27日の中国本土マーケットは、主要指標の上海総合指数が前日比68.03ポイント(1.76%)安の3800.35ポイントと続落した。
 投資家の慎重スタンスが強まる流れ。
米関税政策の不透明感が逆風となった。米政府は27日、ロシア制裁の一環として、同国産の原油を輸入しているインドに対し25%の追加関税(最大合計50%)を発動。ロシア産原油は中国も輸入しているため、関税交渉が厳しいものになると不安視されている。また、トランプ米大統領は25日、韓国大統領との会談中に、中国がレアアース(希土類)磁石の米国向け輸出を再び止めれば「200%関税」を課すことになると記者団に述べた。中国経済対策の期待感が根強い中、指数はプラス圏で推移する場面がみられたものの、後場に入り下げ幅を徐々に広げている。

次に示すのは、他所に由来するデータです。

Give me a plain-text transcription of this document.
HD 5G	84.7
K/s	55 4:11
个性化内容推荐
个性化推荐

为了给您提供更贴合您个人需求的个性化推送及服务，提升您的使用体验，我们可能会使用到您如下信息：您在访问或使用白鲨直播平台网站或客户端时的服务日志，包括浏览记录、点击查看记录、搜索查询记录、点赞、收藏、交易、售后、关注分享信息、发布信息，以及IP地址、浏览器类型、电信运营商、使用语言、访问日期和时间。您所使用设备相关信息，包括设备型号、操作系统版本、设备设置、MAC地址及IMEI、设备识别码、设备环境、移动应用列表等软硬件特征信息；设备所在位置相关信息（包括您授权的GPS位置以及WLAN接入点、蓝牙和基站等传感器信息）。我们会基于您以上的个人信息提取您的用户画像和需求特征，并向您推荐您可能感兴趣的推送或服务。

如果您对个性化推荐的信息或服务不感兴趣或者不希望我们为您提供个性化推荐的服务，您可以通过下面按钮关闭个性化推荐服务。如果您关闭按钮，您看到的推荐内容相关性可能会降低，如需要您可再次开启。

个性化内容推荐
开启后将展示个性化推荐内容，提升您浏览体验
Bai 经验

 一方、朝方公表された中国工業企業の利益総額は今年1~7月に前年同期比1.7%減となり、1~6月の1.8%減から減少幅がやや縮小。ただ、相場に与える影響は限定された。(亜州リサーチ編集部)
 金融株が下げを主導。中国郵政儲蓄銀行(601658/SH)が4.3%安、中国農業銀行(601288/SH)が2.3%安、中国平安保険(601318/SH)が3.0%安、中国人寿保険(601628/SH)が2.5%安、華泰証券(601688/SH)が3.4%安、国泰海通証券(601211/SH)が2.8%安で引けた。

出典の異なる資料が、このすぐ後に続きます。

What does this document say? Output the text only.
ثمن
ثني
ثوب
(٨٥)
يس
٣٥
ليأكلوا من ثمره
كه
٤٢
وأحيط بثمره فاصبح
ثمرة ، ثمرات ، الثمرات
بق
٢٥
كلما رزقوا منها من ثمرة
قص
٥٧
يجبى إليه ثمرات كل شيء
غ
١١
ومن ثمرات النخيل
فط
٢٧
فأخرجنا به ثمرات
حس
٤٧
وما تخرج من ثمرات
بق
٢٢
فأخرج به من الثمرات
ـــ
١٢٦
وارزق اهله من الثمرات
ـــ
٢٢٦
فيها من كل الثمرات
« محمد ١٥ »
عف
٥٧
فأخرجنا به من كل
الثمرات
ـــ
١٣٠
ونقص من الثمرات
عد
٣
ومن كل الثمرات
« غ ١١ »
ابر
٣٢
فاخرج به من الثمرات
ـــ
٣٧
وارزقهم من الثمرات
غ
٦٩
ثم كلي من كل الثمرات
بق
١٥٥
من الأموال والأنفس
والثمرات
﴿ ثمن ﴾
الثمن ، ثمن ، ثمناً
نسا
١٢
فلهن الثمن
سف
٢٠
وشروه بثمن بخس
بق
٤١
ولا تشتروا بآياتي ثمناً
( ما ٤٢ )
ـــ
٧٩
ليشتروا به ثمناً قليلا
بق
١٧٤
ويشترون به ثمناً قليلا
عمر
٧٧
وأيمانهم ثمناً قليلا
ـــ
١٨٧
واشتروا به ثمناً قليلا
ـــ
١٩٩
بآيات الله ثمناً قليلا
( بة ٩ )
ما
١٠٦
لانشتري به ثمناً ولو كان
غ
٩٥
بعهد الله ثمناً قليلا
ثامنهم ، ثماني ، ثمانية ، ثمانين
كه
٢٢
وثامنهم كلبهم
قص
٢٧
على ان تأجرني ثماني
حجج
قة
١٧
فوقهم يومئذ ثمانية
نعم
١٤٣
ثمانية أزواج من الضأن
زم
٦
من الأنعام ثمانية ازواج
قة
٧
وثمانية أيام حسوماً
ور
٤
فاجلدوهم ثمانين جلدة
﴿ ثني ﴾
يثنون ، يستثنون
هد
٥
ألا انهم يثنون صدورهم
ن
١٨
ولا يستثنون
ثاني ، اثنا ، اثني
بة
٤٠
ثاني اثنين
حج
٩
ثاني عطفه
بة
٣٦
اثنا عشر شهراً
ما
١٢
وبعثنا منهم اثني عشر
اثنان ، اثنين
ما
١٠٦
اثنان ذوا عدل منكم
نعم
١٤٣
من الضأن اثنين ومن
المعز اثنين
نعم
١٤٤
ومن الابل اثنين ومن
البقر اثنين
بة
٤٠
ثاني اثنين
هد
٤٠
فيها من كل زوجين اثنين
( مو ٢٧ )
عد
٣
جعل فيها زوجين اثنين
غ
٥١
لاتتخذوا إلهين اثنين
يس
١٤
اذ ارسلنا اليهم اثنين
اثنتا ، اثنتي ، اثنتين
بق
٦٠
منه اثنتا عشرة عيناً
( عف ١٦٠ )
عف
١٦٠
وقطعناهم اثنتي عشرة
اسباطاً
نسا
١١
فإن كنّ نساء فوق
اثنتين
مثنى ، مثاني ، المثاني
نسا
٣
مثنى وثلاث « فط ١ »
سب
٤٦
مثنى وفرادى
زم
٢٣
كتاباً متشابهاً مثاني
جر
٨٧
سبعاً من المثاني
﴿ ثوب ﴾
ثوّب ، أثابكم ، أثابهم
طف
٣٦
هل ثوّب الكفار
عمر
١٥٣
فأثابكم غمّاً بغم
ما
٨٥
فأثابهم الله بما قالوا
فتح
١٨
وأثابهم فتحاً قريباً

 不動産株も安い。金地集団(600383/SH)や新城控股集団(601155/SH)、信達地産(600657/SH)がそろって4.3%、緑地HD(600606/SH)が4.0%ずつ下落した。
 エネルギー株もさえない。
中国中煤能源(601898/SH)が2.6%安、陝西煤業(601225/SH)が2.2%安、中国海洋石油(600938/SH)が2.0%安、中国石油天然気(601857/SH)が1.6%安と値を下げた。消費関連株、医薬株、自動車株、インフラ関連株、公益株、素材株、運輸株なども売られている。

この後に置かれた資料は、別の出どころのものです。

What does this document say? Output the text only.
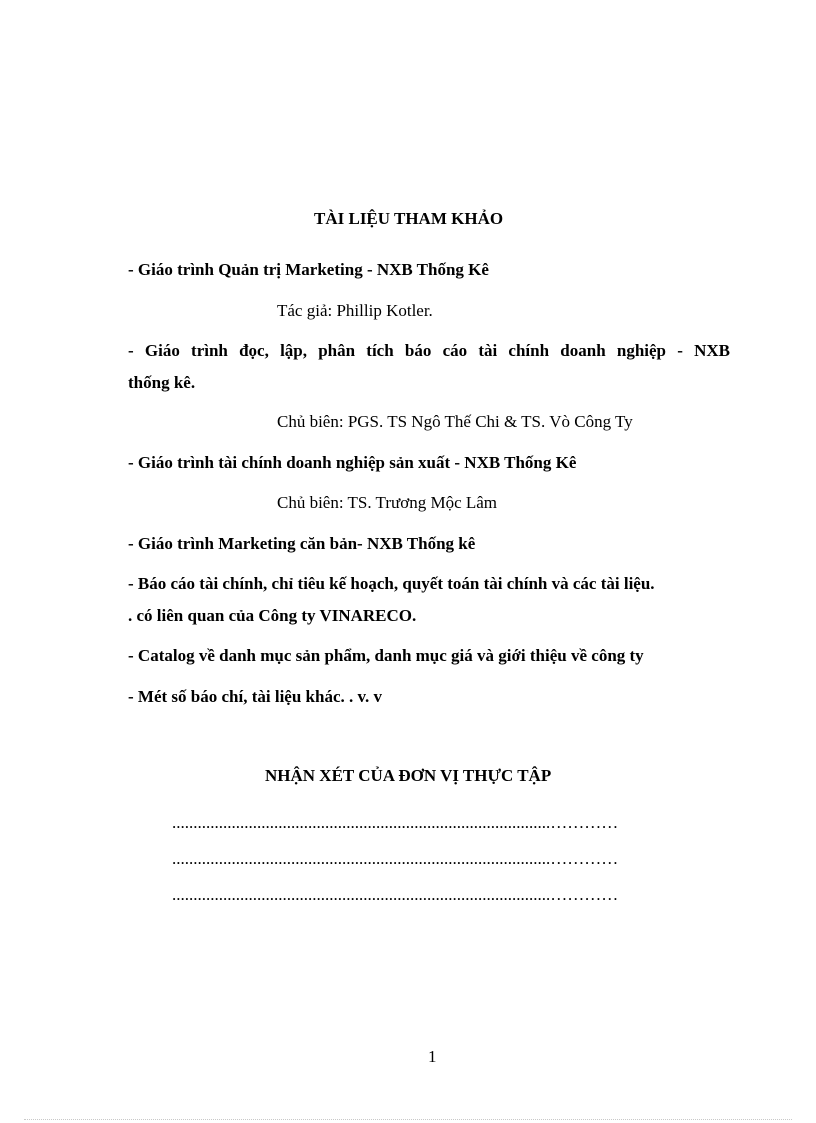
TÀI LIỆU THAM KHẢO
- Giáo trình Quản trị Marketing - NXB Thống Kê
Tác giả: Phillip Kotler.
- Giáo trình đọc, lập, phân tích báo cáo tài chính doanh nghiệp - NXB
thống kê.
Chủ biên: PGS. TS Ngô Thế Chi & TS. Vò Công Ty
- Giáo trình tài chính doanh nghiệp sản xuất - NXB Thống Kê
Chủ biên: TS. Trương Mộc Lâm
- Giáo trình Marketing căn bản- NXB Thống kê
- Báo cáo tài chính, chỉ tiêu kế hoạch, quyết toán tài chính và các tài liệu.
. có liên quan của Công ty VINARECO.
- Catalog về danh mục sản phẩm, danh mục giá và giới thiệu về công ty
- Mét số báo chí, tài liệu khác. . v. v
NHẬN XÉT CỦA ĐƠN VỊ THỰC TẬP
.........................................................................................…………
.........................................................................................…………
.........................................................................................…………
1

 半面、ハイテク株は急伸。半導体製造装置の瑞芯微(603893/SH)や電子機器メーカーの方正科技集団(600601/SH)などが10.0%(ストップ)高、ネットワークシステムの上海移遠通信技術(603236/SH)が7.3%高で取引を終えた。政策支援の動きが期待される。中国の国務院(内閣に相当)は26日、今後10年間のAI戦略をまとめた「『AI+』行動のさらなる実施に関する意見」を発表した。ハイテク・スタートアップ企業向け市場「科創板」では、主要50銘柄で構成される「上証科創板50成分指数(Star50)」が0.1%逆行高している。構成銘柄では、人工知能(AI)半導体の中科寒武紀科技(カンブリコン・テクノロジーズ:688256/SH)が3.2%高。上場来高値を再び更新している。同社は26日、2025年上半期決算を発表し、売上高が前年同期比で45倍に拡大したと報告した。純損益は前年同期の赤字から黒字に転換している。
 外貨建てB株相場は、上海B株指数が3.40ポイント(1.32%)高の260.90ポイント、深センB株指数が8.04ポイント(0.61%)安の1315.45ポイントで終了した。